Monday, August 1, 2016

The Decline of Rollerblading

Rollerblading was extremely popular in the 1990's, especially it's trick oriented version known as "aggressive skating."

On June 28th, 1999, Tony Hawk made history. He completed a 900-degree rotation on a skateboard. The hype surrounding this event was aligned with ESPN Xgame's movement of bringing skateboarding into the lime-light of the Xgames and getting rollerbalding out. That same year they halved the number of blading events, leaving only vert and street (which are both aggressive stunt events).

Xgames was looking to push sports which were decidedly non-recreational and unapproachable by older enthusiasts and at the same time was more economically approachable. You're more likely to find a suburban mom on rollerblades than a skateboard. This was to craft the image of skateboarding as a separate and distinct youth oriented activity which could not be appropriated by an older market.

Regarding the costs, a new set of good blades can run you $300+ where a new good skateboard will run you $100. Maintenance for an actively used board is about $40/yr for a board where actively used aggressive blades will run you $100+/yr in parts. Add to that; blades have to be purchased every year for a growing kid, where a skateboard is for the most part, the same size as the kid grows.

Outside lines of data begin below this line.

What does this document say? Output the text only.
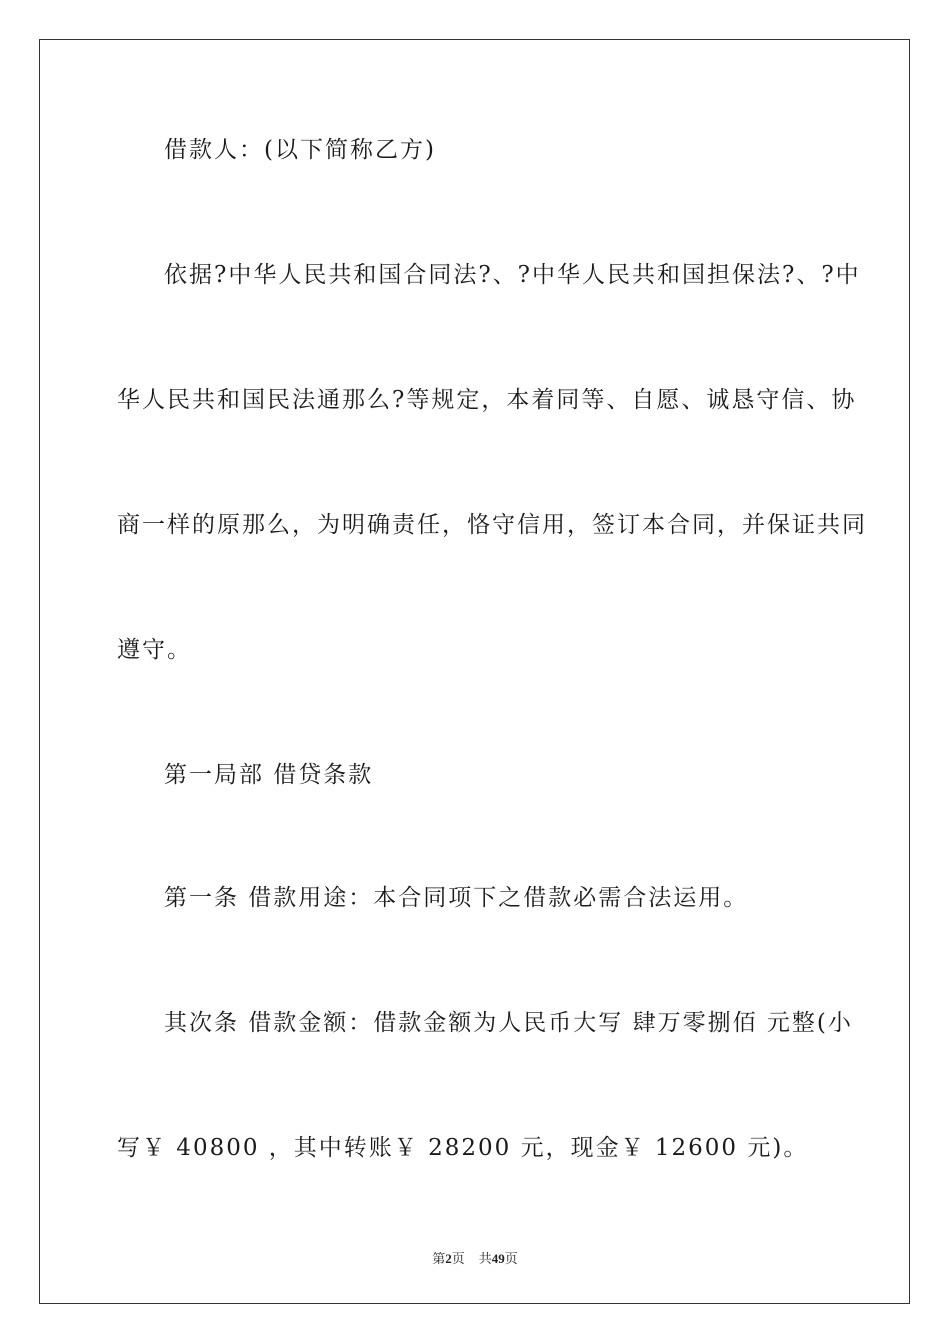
借款人：(以下简称乙方)

依据?中华人民共和国合同法?、?中华人民共和国担保法?、?中

华人民共和国民法通那么?等规定，本着同等、自愿、诚恳守信、协

商一样的原那么，为明确责任，恪守信用，签订本合同，并保证共同

遵守。

第一局部 借贷条款

第一条 借款用途：本合同项下之借款必需合法运用。

其次条 借款金额：借款金额为人民币大写 肆万零捌佰 元整(小

写￥ 40800 ，其中转账￥ 28200 元，现金￥ 12600 元)。

第2页 共49页
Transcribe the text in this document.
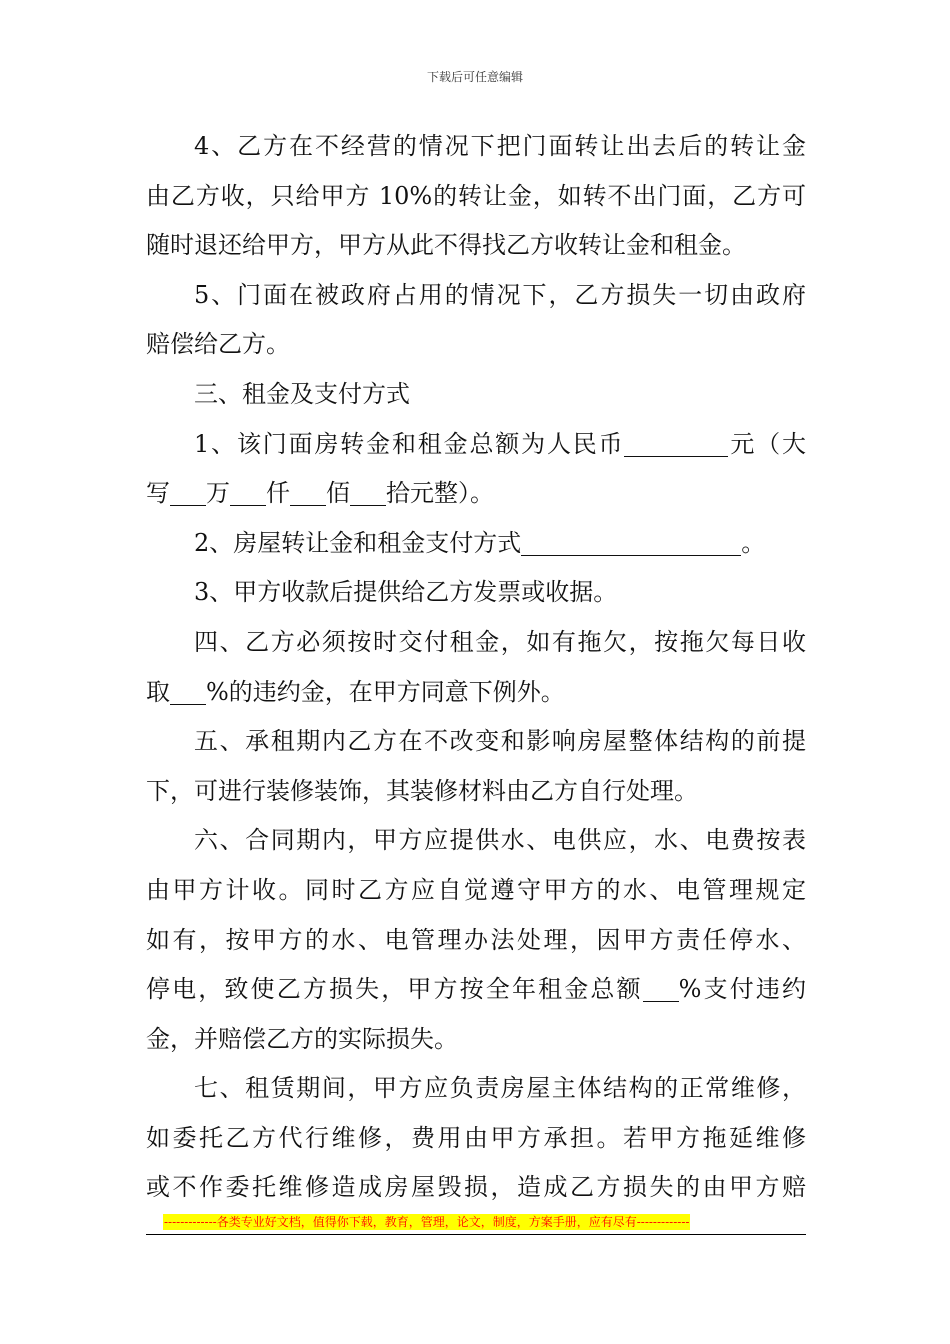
下载后可任意编辑
4、乙方在不经营的情况下把门面转让出去后的转让金
由乙方收，只给甲方 10%的转让金，如转不出门面，乙方可
随时退还给甲方，甲方从此不得找乙方收转让金和租金。
5、门面在被政府占用的情况下，乙方损失一切由政府
赔偿给乙方。
三、租金及支付方式
1、该门面房转金和租金总额为人民币	元（大
写 万 仟 佰 拾元整）。
2、房屋转让金和租金支付方式	。
3、甲方收款后提供给乙方发票或收据。
四、乙方必须按时交付租金，如有拖欠，按拖欠每日收
取 %的违约金，在甲方同意下例外。
五、承租期内乙方在不改变和影响房屋整体结构的前提
下，可进行装修装饰，其装修材料由乙方自行处理。
六、合同期内，甲方应提供水、电供应，水、电费按表
由甲方计收。同时乙方应自觉遵守甲方的水、电管理规定
如有，按甲方的水、电管理办法处理，因甲方责任停水、
停电，致使乙方损失，甲方按全年租金总额 %支付违约
金，并赔偿乙方的实际损失。
七、租赁期间，甲方应负责房屋主体结构的正常维修，
如委托乙方代行维修，费用由甲方承担。若甲方拖延维修
或不作委托维修造成房屋毁损，造成乙方损失的由甲方赔
-------------各类专业好文档，值得你下载，教育，管理，论文，制度，方案手册，应有尽有-------------
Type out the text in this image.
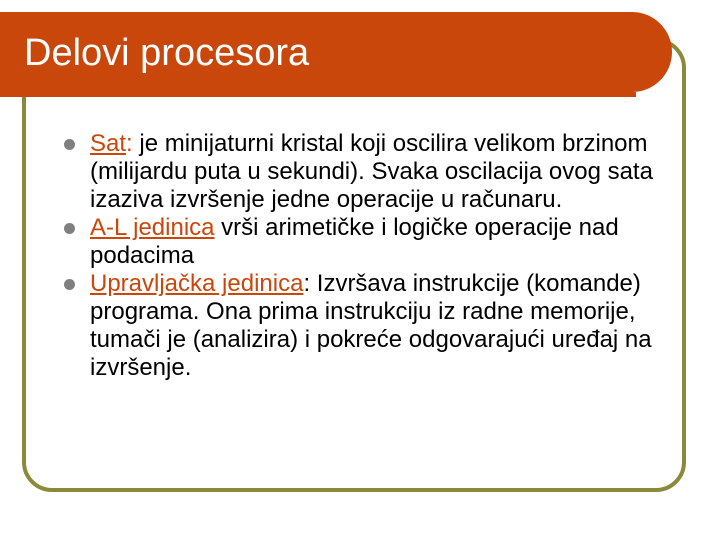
Delovi procesora
Sat: je minijaturni kristal koji oscilira velikom brzinom (milijardu puta u sekundi). Svaka oscilacija ovog sata izaziva izvršenje jedne operacije u računaru.
A-L jedinica vrši arimetičke i logičke operacije nad podacima
Upravljačka jedinica: Izvršava instrukcije (komande) programa. Ona prima instrukciju iz radne memorije, tumači je (analizira) i pokreće odgovarajući uređaj na izvršenje.
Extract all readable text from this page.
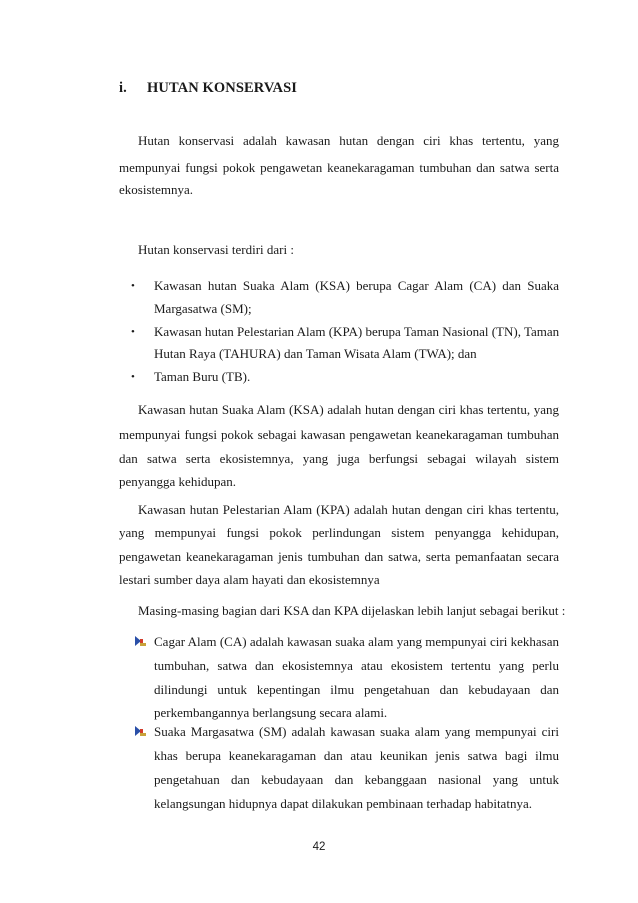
i. HUTAN KONSERVASI
Hutan konservasi adalah kawasan hutan dengan ciri khas tertentu, yang
mempunyai fungsi pokok pengawetan keanekaragaman tumbuhan dan satwa serta
ekosistemnya.
Hutan konservasi terdiri dari :
• Kawasan hutan Suaka Alam (KSA) berupa Cagar Alam (CA) dan Suaka
Margasatwa (SM);
• Kawasan hutan Pelestarian Alam (KPA) berupa Taman Nasional (TN), Taman
Hutan Raya (TAHURA) dan Taman Wisata Alam (TWA); dan
• Taman Buru (TB).
Kawasan hutan Suaka Alam (KSA) adalah hutan dengan ciri khas tertentu, yang
mempunyai fungsi pokok sebagai kawasan pengawetan keanekaragaman tumbuhan
dan satwa serta ekosistemnya, yang juga berfungsi sebagai wilayah sistem
penyangga kehidupan.
Kawasan hutan Pelestarian Alam (KPA) adalah hutan dengan ciri khas tertentu,
yang mempunyai fungsi pokok perlindungan sistem penyangga kehidupan,
pengawetan keanekaragaman jenis tumbuhan dan satwa, serta pemanfaatan secara
lestari sumber daya alam hayati dan ekosistemnya
Masing-masing bagian dari KSA dan KPA dijelaskan lebih lanjut sebagai berikut :
Cagar Alam (CA) adalah kawasan suaka alam yang mempunyai ciri kekhasan
tumbuhan, satwa dan ekosistemnya atau ekosistem tertentu yang perlu
dilindungi untuk kepentingan ilmu pengetahuan dan kebudayaan dan
perkembangannya berlangsung secara alami.
Suaka Margasatwa (SM) adalah kawasan suaka alam yang mempunyai ciri
khas berupa keanekaragaman dan atau keunikan jenis satwa bagi ilmu
pengetahuan dan kebudayaan dan kebanggaan nasional yang untuk
kelangsungan hidupnya dapat dilakukan pembinaan terhadap habitatnya.
42
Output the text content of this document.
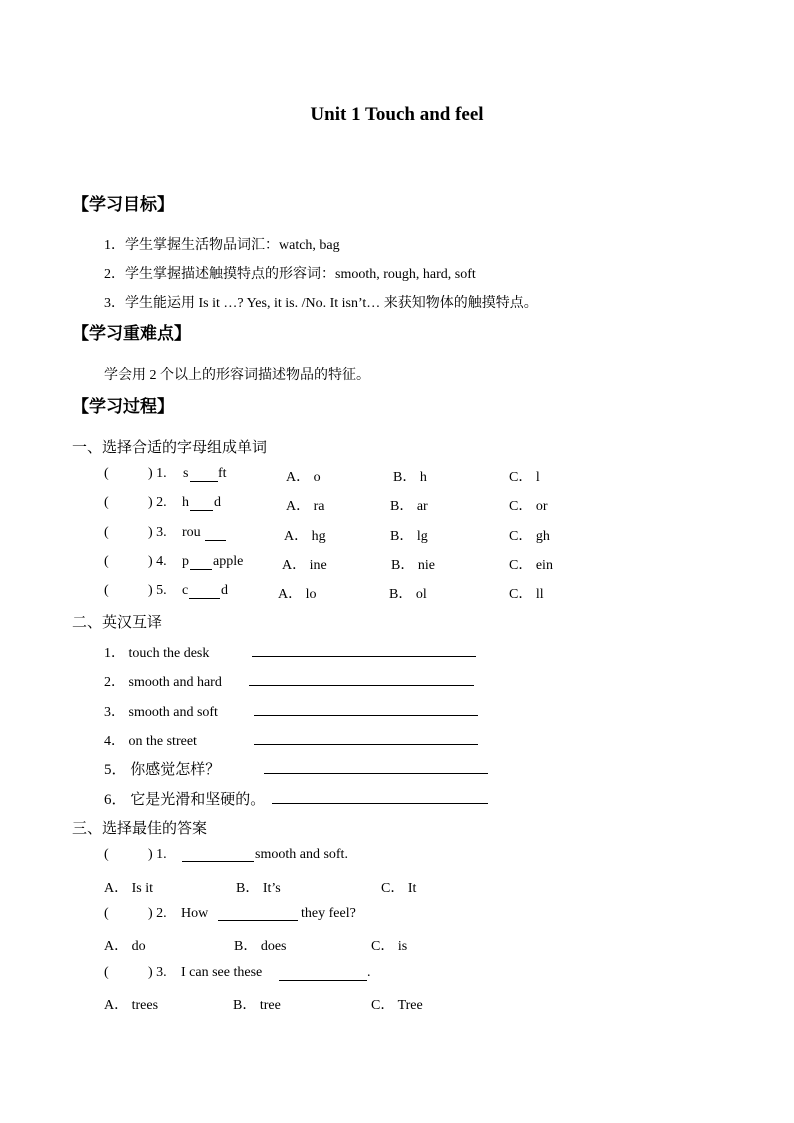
Unit 1 Touch and feel
【学习目标】
1．学生掌握生活物品词汇：watch, bag
2．学生掌握描述触摸特点的形容词：smooth, rough, hard, soft
3．学生能运用 Is it …? Yes, it is. /No. It isn’t… 来获知物体的触摸特点。
【学习重难点】
学会用 2 个以上的形容词描述物品的特征。
【学习过程】
一、选择合适的字母组成单词
(	) 1. s ft	A． o	B． h	C． l
(	) 2. h d	A． ra	B． ar	C． or
(	) 3. rou	A． hg	B． lg	C． gh
(	) 4. p apple	A． ine	B． nie	C． ein
(	) 5. c d	A． lo	B． ol	C． ll
二、英汉互译
1． touch the desk
2． smooth and hard
3． smooth and soft
4． on the street
5． 你感觉怎样？
6． 它是光滑和坚硬的。
三、选择最佳的答案
(	) 1.	smooth and soft.
A． Is it	B． It’s	C． It
(	) 2. How	they feel?
A． do	B． does	C． is
(	) 3. I can see these	.
A． trees	B． tree	C． Tree
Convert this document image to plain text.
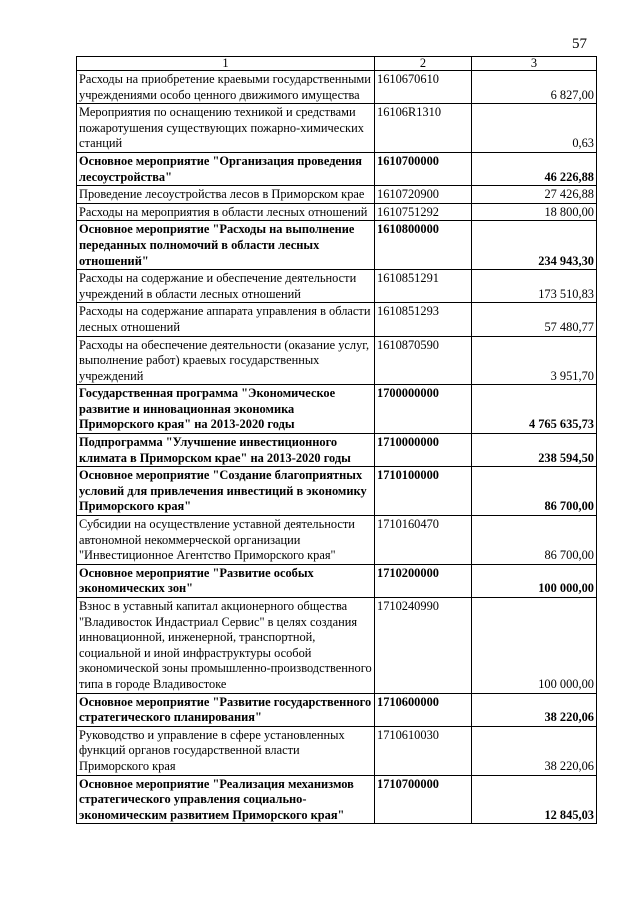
57
1	2	3
Расходы на приобретение краевыми государственными учреждениями особо ценного движимого имущества	1610670610	6 827,00
Мероприятия по оснащению техникой и средствами пожаротушения существующих пожарно-химических станций	16106R1310	0,63
Основное мероприятие "Организация проведения лесоустройства"	1610700000	46 226,88
Проведение лесоустройства лесов в Приморском крае	1610720900	27 426,88
Расходы на мероприятия в области лесных отношений	1610751292	18 800,00
Основное мероприятие "Расходы на выполнение переданных полномочий в области лесных отношений"	1610800000	234 943,30
Расходы на содержание и обеспечение деятельности учреждений в области лесных отношений	1610851291	173 510,83
Расходы на содержание аппарата управления в области лесных отношений	1610851293	57 480,77
Расходы на обеспечение деятельности (оказание услуг, выполнение работ) краевых государственных учреждений	1610870590	3 951,70
Государственная программа "Экономическое развитие и инновационная экономика Приморского края" на 2013-2020 годы	1700000000	4 765 635,73
Подпрограмма "Улучшение инвестиционного климата в Приморском крае" на 2013-2020 годы	1710000000	238 594,50
Основное мероприятие "Создание благоприятных условий для привлечения инвестиций в экономику Приморского края"	1710100000	86 700,00
Субсидии на осуществление уставной деятельности автономной некоммерческой организации "Инвестиционное Агентство Приморского края"	1710160470	86 700,00
Основное мероприятие "Развитие особых экономических зон"	1710200000	100 000,00
Взнос в уставный капитал акционерного общества "Владивосток Индастриал Сервис" в целях создания инновационной, инженерной, транспортной, социальной и иной инфраструктуры особой экономической зоны промышленно-производственного типа в городе Владивостоке	1710240990	100 000,00
Основное мероприятие "Развитие государственного стратегического планирования"	1710600000	38 220,06
Руководство и управление в сфере установленных функций органов государственной власти Приморского края	1710610030	38 220,06
Основное мероприятие "Реализация механизмов стратегического управления социально-экономическим развитием Приморского края"	1710700000	12 845,03
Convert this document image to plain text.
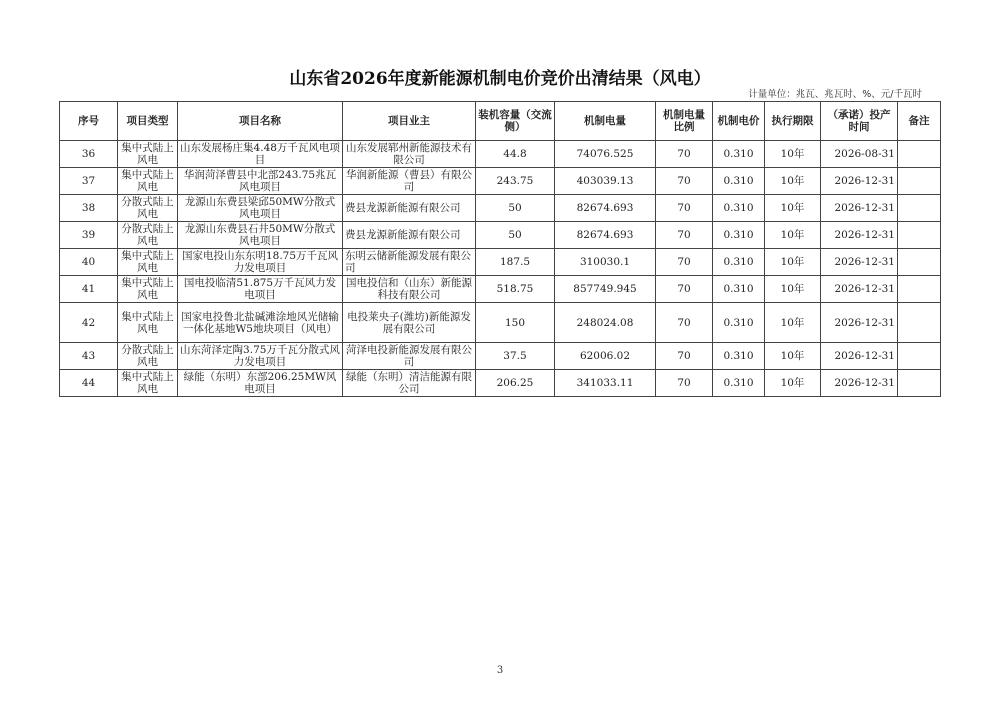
山东省2026年度新能源机制电价竞价出清结果（风电）
计量单位：兆瓦、兆瓦时、%、元/千瓦时
序号	项目类型	项目名称	项目业主	装机容量（交流侧）	机制电量	机制电量比例	机制电价	执行期限	（承诺）投产时间	备注
36	集中式陆上风电	山东发展杨庄集4.48万千瓦风电项目	山东发展郓州新能源技术有限公司	44.8	74076.525	70	0.310	10年	2026-08-31	
37	集中式陆上风电	华润菏泽曹县中北部243.75兆瓦风电项目	华润新能源（曹县）有限公司	243.75	403039.13	70	0.310	10年	2026-12-31	
38	分散式陆上风电	龙源山东费县梁邱50MW分散式风电项目	费县龙源新能源有限公司	50	82674.693	70	0.310	10年	2026-12-31	
39	分散式陆上风电	龙源山东费县石井50MW分散式风电项目	费县龙源新能源有限公司	50	82674.693	70	0.310	10年	2026-12-31	
40	集中式陆上风电	国家电投山东东明18.75万千瓦风力发电项目	东明云储新能源发展有限公司	187.5	310030.1	70	0.310	10年	2026-12-31	
41	集中式陆上风电	国电投临清51.875万千瓦风力发电项目	国电投信和（山东）新能源科技有限公司	518.75	857749.945	70	0.310	10年	2026-12-31	
42	集中式陆上风电	国家电投鲁北盐碱滩涂地风光储输一体化基地W5地块项目（风电）	电投莱央子(潍坊)新能源发展有限公司	150	248024.08	70	0.310	10年	2026-12-31	
43	分散式陆上风电	山东菏泽定陶3.75万千瓦分散式风力发电项目	菏泽电投新能源发展有限公司	37.5	62006.02	70	0.310	10年	2026-12-31	
44	集中式陆上风电	绿能（东明）东部206.25MW风电项目	绿能（东明）清洁能源有限公司	206.25	341033.11	70	0.310	10年	2026-12-31	
3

If you're ESPN you want as many viewers and enthusiasts as possible for the largest addressable market. Pushing skate boarding as your lead sport made the most sense for the mass market of america, especially post .com crash.

Around that same time period a massive new generation of skate boarders started up who were all 10-18 y/o. As teenagers do, they looked for any and every way they could distance themselves from anybody who wasn't down with what they were down with (recall middle school classic arguments such as "You're a basser, I'm a metal head, you suck!"). During this time the joke "Do you know what's the hardest thing about rollerbalding? Punchline: Telling your parents you're gay!" became full force and permeated every skate park in the US. Animosity between boards and bladers (well lets be honest, between boarders and anybody else in a skate park that wasn't on a board) reached it's height in the early naughts and by 2004 rollerblading was kicked out of the Xgames entirely and went "underground."

In the subsequent years, skate boarding has gone on to become the most dominate extreme sport in the world in terms of overall market cap and salaries for pro athlese.

Meanwhile the best rollerbladers in the world such as Richie Eisler can barely scrape together livings. These guys go all fucking out busting their asses doing tricks that are amazing and get much of nothing in the way of compensation for their skills.

For those so inclined there is an hour long documentary called Barely Dead which covers some of the things I've mentioned above.

Note: Everything I've mentioned here is relative to the North American market. Blading is still generally ok in EU and Asia. Nowhere near as popular as the 90's in the US, but it is a welcomed part of extreme sports exhibitions and compositions in other continents besides N. America.

Also note the Nitro Circus features two pro rollerbladers and treats them with respect. One of their core features is the variety of wheeled athletes who can ride their mega ramp and blading fits in well there. I'm happy that the Nitro Circus is giving blading a chance to shine again.